Needless to say, to this point in the season, neither team has met expectations. Buffalo sits at 3-6 and is in the midst of a three-game losing streak, while the Dolphins are a surprising 4-5 - and a recent two-game slide separates them from serious playoff rhetoric.
Tannehill, this year's No. 8 overall pick out of Texas A&M, has had stretches of excellent play in his first pro season. When he struggles, however, so does Miami; he threw three interceptions in a Week 1 loss to Houston, three more in a two-week span featuring losses to the Jets and Arizona, and threw another three last week in a blowout loss to Tennessee.
Despite the ups and downs, Dolphins fans have been encouraged by the play of their rookie quarterback - and his ability to rebound from those bad stretches.
"It takes a lot to rattle Tannehill," said Kevin Nogle of ThePhinsider.com. "He's very good at bouncing back from a poor play, a poor series, or a poor game. A day like Sunday has been the exception that proves the rule this year."

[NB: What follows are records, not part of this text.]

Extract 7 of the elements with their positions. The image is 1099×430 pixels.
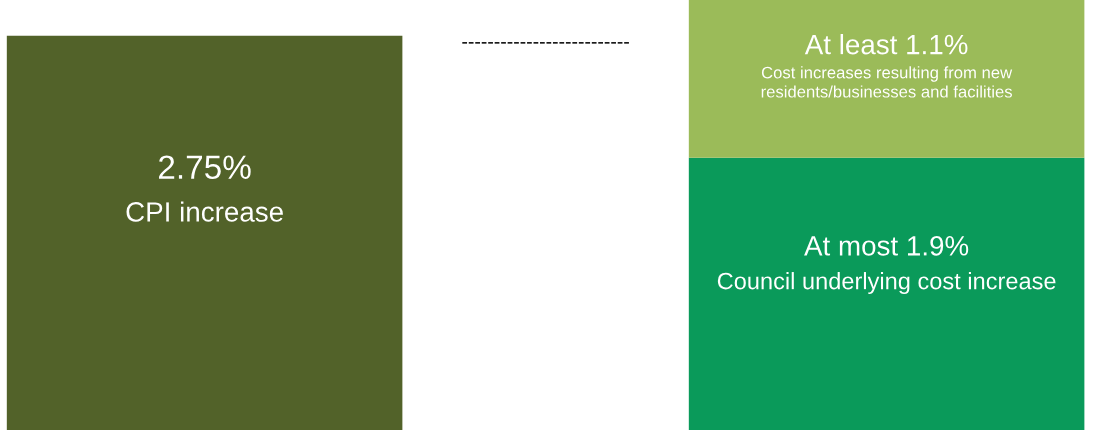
series-label: CPI increase <box>126 201 283 222</box>
series-label: Cost increases resulting from new residents/businesses and facilities <box>761 66 1013 98</box>
data-label: At most 1.9% <box>804 235 969 256</box>
series-label: Council underlying cost increase <box>717 272 1056 295</box>
data-label: 2.75% <box>159 155 251 180</box>
annotation: -------------------------- <box>462 42 629 44</box>
data-label: At least 1.1% <box>804 34 968 55</box>
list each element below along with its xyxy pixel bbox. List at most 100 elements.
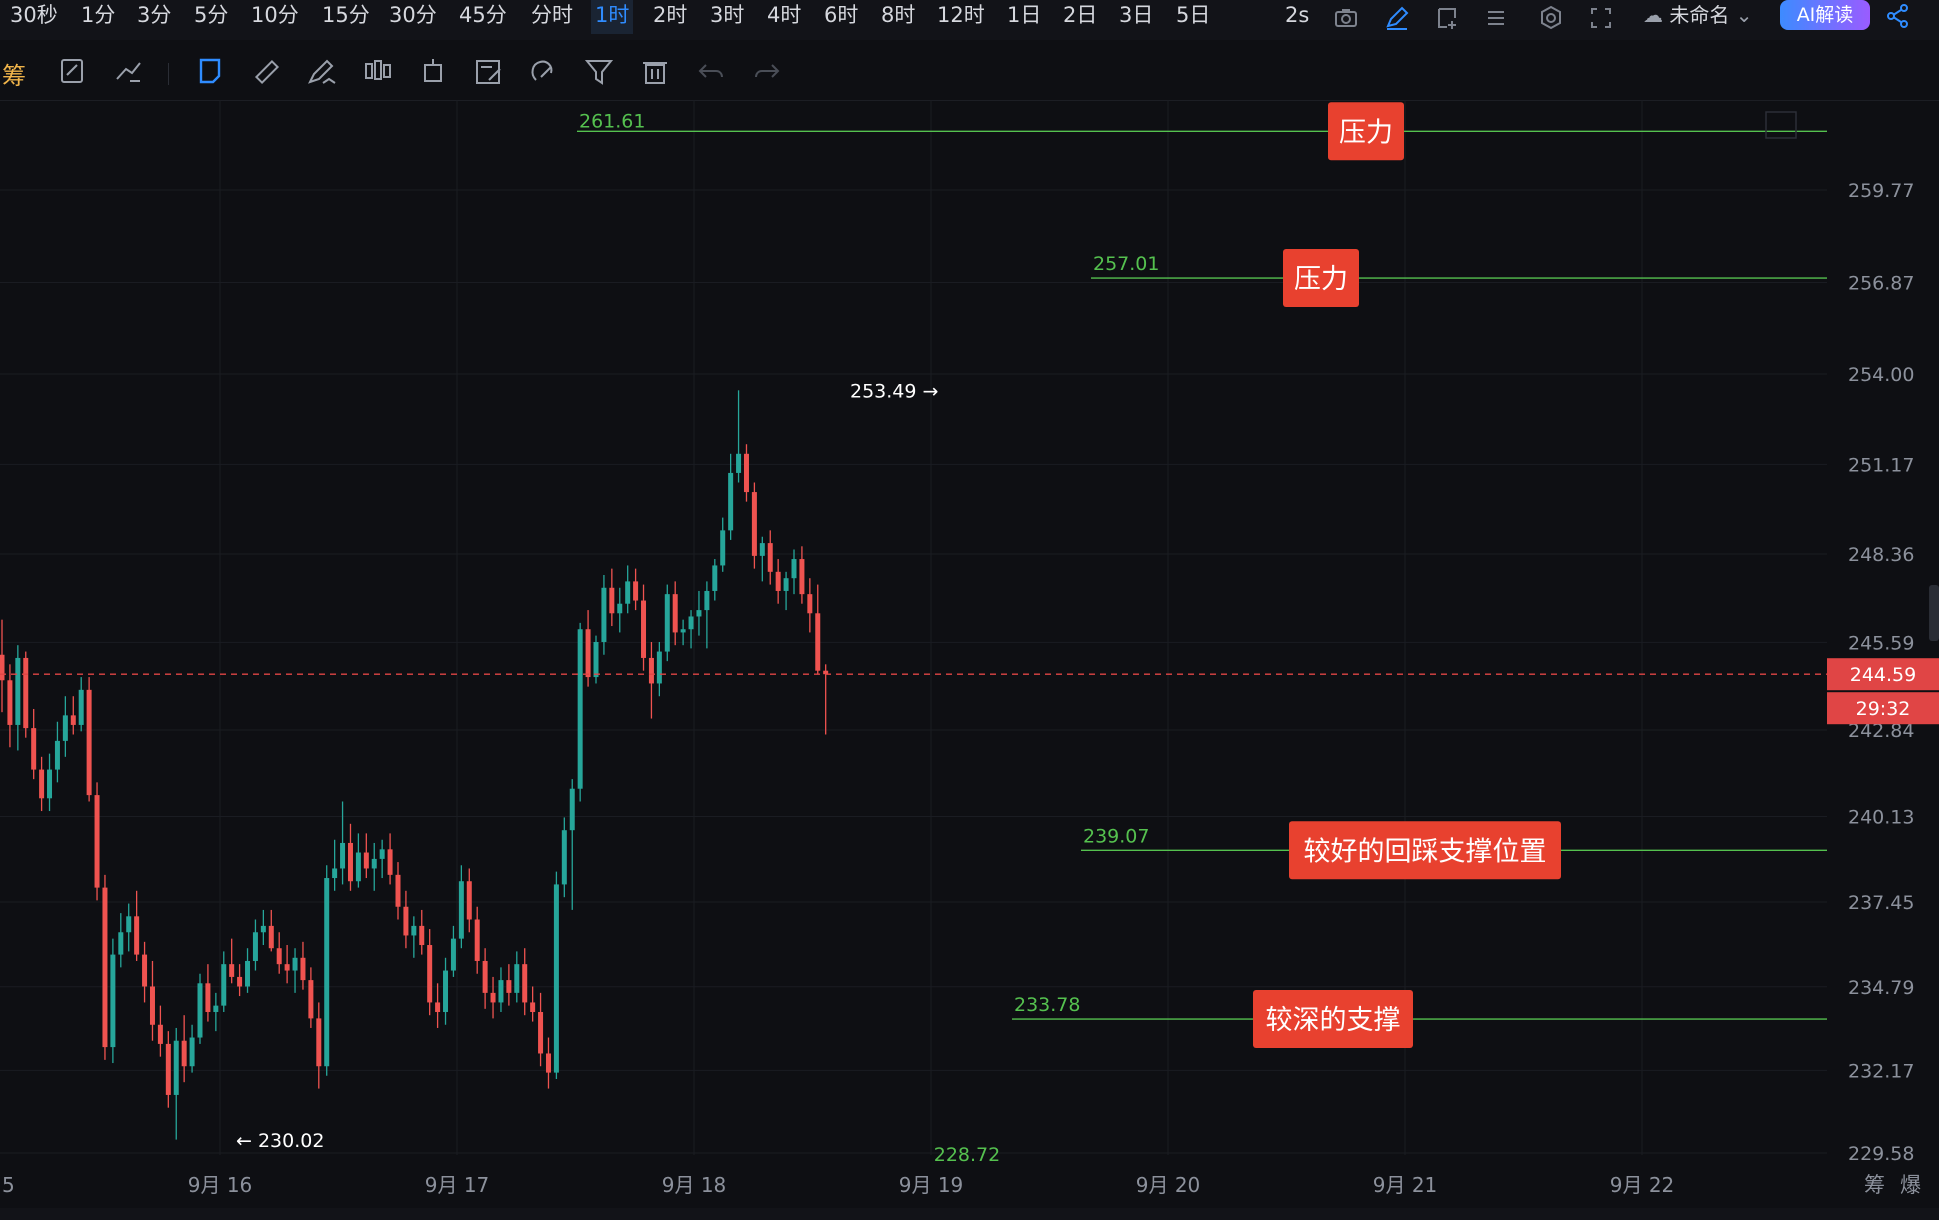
candle-body[interactable] (340, 842, 346, 869)
layout-name-dropdown[interactable]: ☁ 未命名 ⌄ (1643, 0, 1752, 30)
magnet-icon[interactable] (527, 55, 561, 89)
candle-body[interactable] (458, 881, 464, 939)
candle-body[interactable] (823, 670, 829, 675)
candle-body[interactable] (268, 925, 274, 949)
candle-body[interactable] (799, 559, 805, 595)
trash-icon[interactable] (638, 55, 672, 89)
add-window-icon[interactable] (1433, 4, 1461, 32)
candle-body[interactable] (237, 976, 243, 987)
timeframe-30秒[interactable]: 30秒 (10, 3, 58, 27)
candle-body[interactable] (15, 657, 21, 725)
candle-body[interactable] (62, 715, 68, 741)
edit-icon[interactable] (472, 55, 506, 89)
candle-body[interactable] (656, 651, 662, 684)
candle-body[interactable] (347, 842, 353, 882)
candle-body[interactable] (149, 986, 155, 1025)
candle-body[interactable] (545, 1053, 551, 1073)
candle-body[interactable] (47, 769, 53, 799)
timeframe-4时[interactable]: 4时 (767, 3, 802, 27)
pen-icon[interactable] (1383, 4, 1411, 32)
candle-body[interactable] (641, 600, 647, 658)
candle-body[interactable] (743, 453, 749, 493)
timeframe-12时[interactable]: 12时 (937, 3, 985, 27)
undo-icon[interactable] (694, 55, 728, 89)
timeframe-3日[interactable]: 3日 (1119, 3, 1154, 27)
candle-body[interactable] (625, 581, 631, 604)
candle-body[interactable] (110, 954, 116, 1048)
price-chart[interactable]: 259.77 256.87 254.00 251.17 248.36 245.59 242.… (0, 100, 1939, 1210)
candle-body[interactable] (403, 906, 409, 936)
candle-body[interactable] (245, 960, 251, 987)
timeframe-45分[interactable]: 45分 (459, 3, 507, 27)
fullscreen-icon[interactable] (1587, 4, 1615, 32)
candle-body[interactable] (609, 587, 615, 614)
level-tag-box[interactable] (1328, 102, 1404, 161)
candle-body[interactable] (308, 980, 314, 1019)
candle-body[interactable] (252, 932, 258, 961)
candle-body[interactable] (585, 629, 591, 678)
timeframe-3分[interactable]: 3分 (137, 3, 172, 27)
timeframe-1分[interactable]: 1分 (81, 3, 116, 27)
timeframe-2时[interactable]: 2时 (653, 3, 688, 27)
candle-body[interactable] (648, 657, 654, 684)
candle-body[interactable] (300, 957, 306, 981)
candle-body[interactable] (86, 689, 92, 796)
candle-body[interactable] (538, 1012, 544, 1054)
timeframe-5日[interactable]: 5日 (1176, 3, 1211, 27)
timeframe-5分[interactable]: 5分 (194, 3, 229, 27)
candle-body[interactable] (775, 571, 781, 591)
candle-body[interactable] (450, 938, 456, 971)
candle-body[interactable] (173, 1040, 179, 1095)
timeframe-6时[interactable]: 6时 (824, 3, 859, 27)
side-panel-handle[interactable] (1929, 585, 1939, 641)
chip-label[interactable]: 筹 (2, 62, 26, 90)
candle-body[interactable] (316, 1018, 322, 1067)
candle-body[interactable] (118, 932, 124, 955)
candle-body[interactable] (427, 945, 433, 1003)
candle-body[interactable] (0, 654, 5, 681)
candle-body[interactable] (221, 964, 227, 1006)
candle-body[interactable] (189, 1037, 195, 1067)
list-icon[interactable] (1482, 4, 1510, 32)
select-tool-icon[interactable] (194, 55, 228, 89)
candle-body[interactable] (664, 594, 670, 652)
candle-body[interactable] (561, 830, 567, 885)
timeframe-1日[interactable]: 1日 (1007, 3, 1042, 27)
candle-body[interactable] (260, 925, 266, 933)
timeframe-30分[interactable]: 30分 (389, 3, 437, 27)
timeframe-10分[interactable]: 10分 (251, 3, 299, 27)
candle-body[interactable] (514, 964, 520, 993)
candle-body[interactable] (395, 874, 401, 907)
candle-body[interactable] (696, 610, 702, 617)
candle-body[interactable] (197, 983, 203, 1038)
candle-body[interactable] (165, 1043, 171, 1095)
candle-body[interactable] (181, 1040, 187, 1067)
candle-body[interactable] (142, 954, 148, 987)
candle-body[interactable] (435, 1002, 441, 1013)
candle-body[interactable] (553, 884, 559, 1073)
candle-body[interactable] (522, 964, 528, 1003)
candle-body[interactable] (205, 983, 211, 1013)
ruler-icon[interactable] (250, 55, 284, 89)
burst-corner-label[interactable]: 爆 (1900, 1173, 1921, 1197)
candle-body[interactable] (791, 559, 797, 579)
candle-body[interactable] (371, 858, 377, 869)
ai-interpret-button[interactable]: AI解读 (1780, 0, 1870, 30)
candle-body[interactable] (617, 603, 623, 614)
candle-body[interactable] (284, 964, 290, 971)
candle-body[interactable] (229, 964, 235, 977)
filter-icon[interactable] (582, 55, 616, 89)
candle-body[interactable] (355, 852, 361, 882)
candle-body[interactable] (78, 689, 84, 725)
candle-body[interactable] (276, 948, 282, 965)
candle-body[interactable] (704, 590, 710, 611)
candle-body[interactable] (379, 849, 385, 859)
candle-body[interactable] (767, 543, 773, 572)
candle-body[interactable] (530, 1002, 536, 1013)
note-icon[interactable] (56, 55, 90, 89)
timeframe-3时[interactable]: 3时 (710, 3, 745, 27)
camera-icon[interactable] (1332, 4, 1360, 32)
measure-icon[interactable] (416, 55, 450, 89)
candle-body[interactable] (54, 740, 60, 770)
candle-body[interactable] (213, 1005, 219, 1013)
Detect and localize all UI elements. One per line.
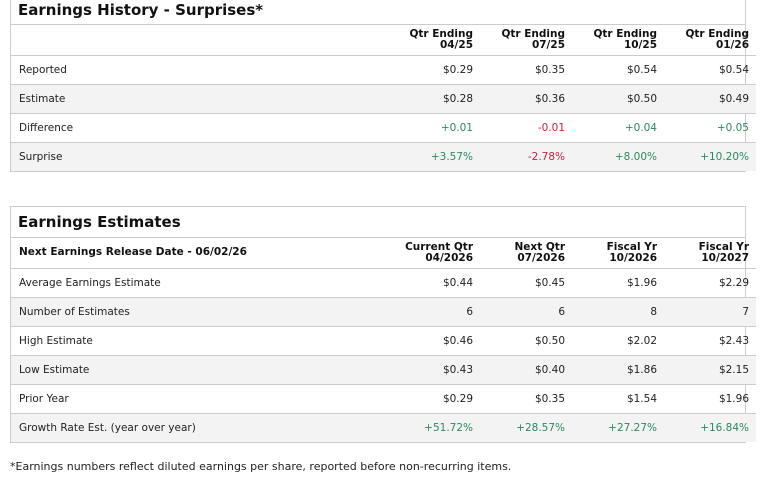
value-cell: +0.01: [381, 113, 473, 143]
value-cell: +51.72%: [424, 421, 473, 434]
row-label: Average Earnings Estimate: [11, 268, 381, 298]
table-row: Average Earnings Estimate $0.44 $0.45 $1.96…: [11, 268, 756, 298]
spacer: [749, 25, 756, 56]
column-header: Next Qtr 07/2026: [473, 238, 565, 269]
earnings-estimates-title: Earnings Estimates: [11, 207, 745, 238]
value-cell: $0.35: [473, 55, 565, 85]
header-row: Next Earnings Release Date - 06/02/26 Cur…: [11, 238, 756, 269]
value-cell: $0.29: [381, 55, 473, 85]
row-label: Estimate: [11, 84, 381, 114]
table-row: Reported $0.29 $0.35 $0.54 $0.54: [11, 55, 756, 85]
value-cell: $0.49: [657, 84, 749, 114]
spacer: [749, 113, 756, 143]
header-label: [11, 25, 381, 56]
column-header: Fiscal Yr 10/2026: [565, 238, 657, 269]
spacer: [749, 355, 756, 385]
column-header: Qtr Ending 04/25: [381, 25, 473, 56]
row-label: Difference: [11, 113, 381, 143]
table-row: Surprise +3.57% -2.78% +8.00% +10.20%: [11, 142, 756, 171]
value-cell: +28.57%: [516, 421, 565, 434]
value-cell: +8.00%: [614, 150, 657, 163]
row-label: Reported: [11, 55, 381, 85]
value-cell: +10.20%: [700, 150, 749, 163]
spacer: [749, 268, 756, 298]
value-cell: +3.57%: [430, 150, 473, 163]
value-cell: $0.29: [381, 384, 473, 414]
value-cell: $0.54: [657, 55, 749, 85]
value-cell: $0.45: [473, 268, 565, 298]
spacer: [749, 84, 756, 114]
column-header: Qtr Ending 10/25: [565, 25, 657, 56]
value-cell: 8: [565, 297, 657, 327]
spacer: [749, 297, 756, 327]
row-label: Number of Estimates: [11, 297, 381, 327]
column-header: Qtr Ending 07/25: [473, 25, 565, 56]
value-cell: $0.50: [565, 84, 657, 114]
table-row: Low Estimate $0.43 $0.40 $1.86 $2.15: [11, 355, 756, 385]
footnote: *Earnings numbers reflect diluted earnin…: [10, 460, 512, 473]
column-header: Current Qtr 04/2026: [381, 238, 473, 269]
column-header: Qtr Ending 01/26: [657, 25, 749, 56]
value-cell: $1.96: [657, 384, 749, 414]
header-row: Qtr Ending 04/25 Qtr Ending 07/25 Qtr Endi…: [11, 25, 756, 56]
earnings-estimates-panel: Earnings Estimates Next Earnings Release…: [10, 206, 756, 443]
value-cell: 6: [473, 297, 565, 327]
row-label: Surprise: [19, 150, 63, 163]
value-cell: 6: [381, 297, 473, 327]
spacer: [749, 238, 756, 269]
value-cell: -0.01: [473, 113, 565, 143]
value-cell: $0.28: [381, 84, 473, 114]
value-cell: $0.36: [473, 84, 565, 114]
value-cell: $0.50: [473, 326, 565, 356]
value-cell: $2.29: [657, 268, 749, 298]
earnings-history-panel: Earnings History - Surprises* Qtr Ending…: [10, 0, 756, 172]
row-label: Low Estimate: [11, 355, 381, 385]
value-cell: +0.05: [657, 113, 749, 143]
value-cell: $1.96: [565, 268, 657, 298]
value-cell: $0.35: [473, 384, 565, 414]
earnings-history-title: Earnings History - Surprises*: [11, 0, 745, 25]
header-label: Next Earnings Release Date - 06/02/26: [11, 238, 381, 269]
table-row: Estimate $0.28 $0.36 $0.50 $0.49: [11, 84, 756, 114]
row-label: Prior Year: [11, 384, 381, 414]
row-label: High Estimate: [11, 326, 381, 356]
value-cell: $2.15: [657, 355, 749, 385]
value-cell: $1.86: [565, 355, 657, 385]
value-cell: +27.27%: [608, 421, 657, 434]
value-cell: $0.46: [381, 326, 473, 356]
earnings-history-table: Qtr Ending 04/25 Qtr Ending 07/25 Qtr Endi…: [11, 25, 756, 171]
table-row: Number of Estimates 6 6 8 7: [11, 297, 756, 327]
spacer: [749, 55, 756, 85]
value-cell: $0.54: [565, 55, 657, 85]
value-cell: $0.40: [473, 355, 565, 385]
spacer: [749, 384, 756, 414]
value-cell: +0.04: [565, 113, 657, 143]
table-row: Difference +0.01 -0.01 +0.04 +0.05: [11, 113, 756, 143]
table-row: High Estimate $0.46 $0.50 $2.02 $2.43: [11, 326, 756, 356]
value-cell: $0.43: [381, 355, 473, 385]
row-label: Growth Rate Est. (year over year): [19, 421, 196, 434]
value-cell: $1.54: [565, 384, 657, 414]
value-cell: 7: [657, 297, 749, 327]
spacer: [749, 413, 756, 442]
value-cell: +16.84%: [700, 421, 749, 434]
earnings-estimates-table: Next Earnings Release Date - 06/02/26 Cur…: [11, 238, 756, 442]
spacer: [749, 142, 756, 171]
value-cell: $2.02: [565, 326, 657, 356]
value-cell: -2.78%: [527, 150, 565, 163]
table-row: Prior Year $0.29 $0.35 $1.54 $1.96: [11, 384, 756, 414]
value-cell: $0.44: [381, 268, 473, 298]
table-row: Growth Rate Est. (year over year) +51.72%…: [11, 413, 756, 442]
value-cell: $2.43: [657, 326, 749, 356]
column-header: Fiscal Yr 10/2027: [657, 238, 749, 269]
spacer: [749, 326, 756, 356]
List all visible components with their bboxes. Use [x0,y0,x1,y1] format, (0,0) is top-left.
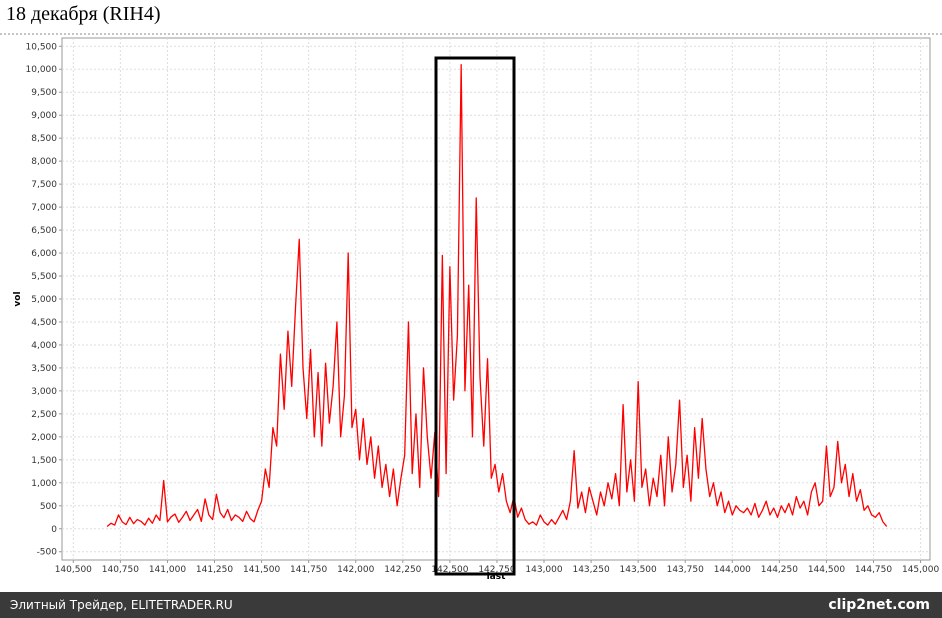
x-tick-label: 143,000 [525,565,562,575]
series [106,64,888,527]
x-tick-label: 141,750 [290,565,327,575]
chart-title: 18 декабря (RIH4) [6,3,160,25]
x-tick-label: 144,500 [808,565,845,575]
y-tick-label: 2,500 [31,410,57,420]
x-tick-label: 142,750 [478,565,515,575]
y-tick-label: 10,000 [26,65,58,75]
x-tick-label: 144,750 [855,565,892,575]
x-tick-label: 142,500 [431,565,468,575]
x-tick-label: 143,250 [572,565,609,575]
footer-right: clip2net.com [828,597,930,613]
x-tick-label: 141,250 [196,565,233,575]
y-tick-label: 0 [51,525,57,535]
y-tick-label: 3,500 [31,364,57,374]
ticks: -500 0 500 1,000 1,500 2,000 2,500 3,000 3,500 4,… [26,42,940,575]
x-tick-label: 143,500 [620,565,657,575]
y-tick-label: 4,000 [31,341,57,351]
y-tick-label: 8,000 [31,157,57,167]
y-tick-label: 1,500 [31,456,57,466]
y-tick-label: 6,000 [31,249,57,259]
y-tick-label: 4,500 [31,318,57,328]
y-tick-label: 500 [40,502,57,512]
x-tick-label: 140,750 [102,565,139,575]
y-tick-label: 9,000 [31,111,57,121]
y-tick-label: 5,000 [31,295,57,305]
highlight-box [434,56,516,576]
x-tick-label: 141,500 [243,565,280,575]
x-tick-label: 141,000 [149,565,186,575]
y-tick-label: 7,500 [31,180,57,190]
footer-left: Элитный Трейдер, ELITETRADER.RU [10,598,233,612]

In games that Tannehill has not turned the football over this year (and finishes the game healthy), the Dolphins are 3-1, with the lone loss coming on the road to Andrew Luck and the Indianapolis Colts by three points. That's a noteworthy statistic going into tonight's game against Buffalo, considering that the Bills haven't forced a turnover defensively in their last three games.
"As Dolphins fans, we sometimes forget that Tannehill is a rookie," Nogle said. "We have to expect games like against the Titans, but he is a rookie and he is going to make rookie mistakes. That being said, I would not be surprised if he comes out throwing, and throwing well, Thursday night."
Philbin, meanwhile, has been at the forefront of the team's ability to exceed expectations in what most believed would be a re-building year in Miami. Sitting at 4-5, the Dolphins are just as much in the AFC playoff race as Buffalo is, putting them leagues ahead of the AFC cellar, where most prognosticators expected Miami to finish this year. Dolphins fans have been impressed with Philbin on game days.
"The Dolphins are typically good at making in game adjustments," Nogle said. "The last two weeks we have not seen those adjustments, but for the majority of the season, the Dolphins are really good at changing their game plan to exploit the weaknesses of their opponent."
If Dolphins fans see a weakness from the team's new coaching staff, it's not with Philbin - it's with offensive coordinator Mike Sherman, who coached Tannehill in college while the two were at A&M.
"For all the credit Sherman's offense gets in getting Tannehill ready this season, it's also that offense that is killing Miami right now," Nogle said. "Sherman seems to have gone very conservative the past couple of weeks - to the point that the team seems to run three or four passing plays, and that's it. At times, as a fan sitting at home, you can make the play call that the Dolphins will run next. If Sherman does not change that, the rest of the year is going to be really, really long."
Miami has dominated the Bills in recent seasons, but they enter tonight's Week 11 contest looking very different at arguably the two most important positions within a football operation. How this duo performs tonight will go a long way toward determining whether or not the Bills can end their three-game losing streak and start living up to their own expectations.